"That'd be great," Sen. Bob Corker (R-TN), a Republican conferee told me. "Sure."
"Televised? Oh, I'm not against that being televised," said Sen. Richard Shelby (R-AL)--the top Republican financial reform negotiator. "We televised the Senate, we televised the House."
In fact, the one senator who seemed unenthusiastic about it was a Democrat--Banking Committee chairman Chris Dodd. "I have no opposition to it," Dodd said. "We'll see how it all works out."
This ties Democrats' hands on a couple levels. First, having gone on the record in favor of conducting the conference in open session, and live on television, they'll have a hard time explaining themselves if they opt to conduct most of the meetings in private. And second, if the cameras are rolling Democrats will once again find it difficult to pare back their own legislation--including a controversial measure in the Senate bill requiring financial firms to hive their derivatives swaps desks off into separate entities.
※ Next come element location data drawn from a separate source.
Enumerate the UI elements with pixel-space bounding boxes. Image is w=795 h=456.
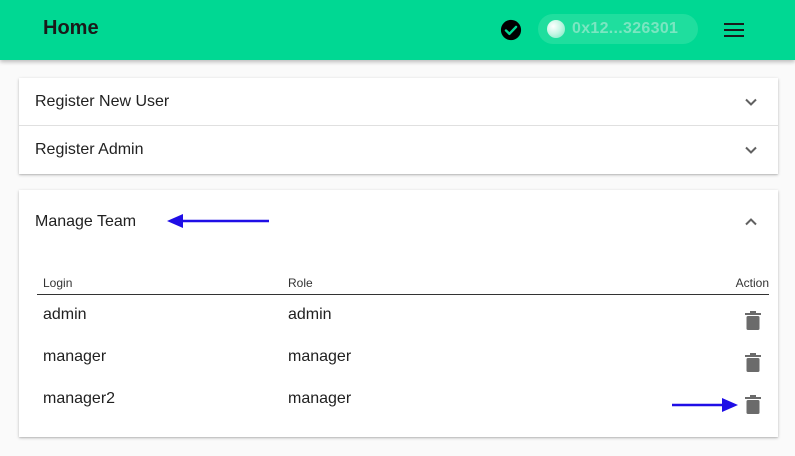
column-header-action: Action [735,276,769,290]
column-header-login: Login [43,276,73,290]
manage-team-panel: Manage Team Login Role Action admin admi… [19,190,778,437]
wallet-avatar-icon [547,20,565,38]
wallet-address: 0x12...326301 [572,20,679,37]
wallet-address-chip[interactable]: 0x12...326301 [538,14,698,44]
register-new-user-label: Register New User [35,93,170,110]
hamburger-menu-icon[interactable] [723,21,745,39]
column-header-role: Role [288,276,313,290]
table-row: manager2 manager [37,390,769,432]
check-circle-icon[interactable] [500,19,522,41]
team-table-header: Login Role Action [37,276,769,295]
login-cell: admin [43,306,87,323]
login-cell: manager [43,348,107,365]
trash-icon[interactable] [745,353,761,372]
manage-team-header[interactable]: Manage Team [19,198,778,246]
app-bar: Home 0x12...326301 [0,0,795,60]
table-row: admin admin [37,306,769,348]
trash-icon[interactable] [745,311,761,330]
register-admin-panel[interactable]: Register Admin [19,126,778,174]
chevron-up-icon[interactable] [744,215,758,229]
trash-icon[interactable] [745,395,761,414]
register-admin-label: Register Admin [35,141,144,158]
role-cell: admin [288,306,332,323]
page-title: Home [43,17,99,39]
annotation-arrow-left [167,214,269,228]
manage-team-label: Manage Team [35,213,137,230]
chevron-down-icon[interactable] [744,143,758,157]
annotation-arrow-right [672,398,738,412]
login-cell: manager2 [43,390,116,407]
register-new-user-panel[interactable]: Register New User [19,78,778,126]
role-cell: manager [288,348,352,365]
role-cell: manager [288,390,352,407]
register-panels-group: Register New User Register Admin [19,78,778,174]
chevron-down-icon[interactable] [744,95,758,109]
table-row: manager manager [37,348,769,390]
Democratic leadership and the White House want the provision gone, as do most Republicans, but thus far--and thanks to the openness of the floor debate--the politics have made that impossible. Nobody wants to answer to the public for siding with Wall Street.
Don't be surprised to see progressives pushing for an open conference--it's probably their last source of leverage to strengthen the final legislation before the President signs a final bill into law.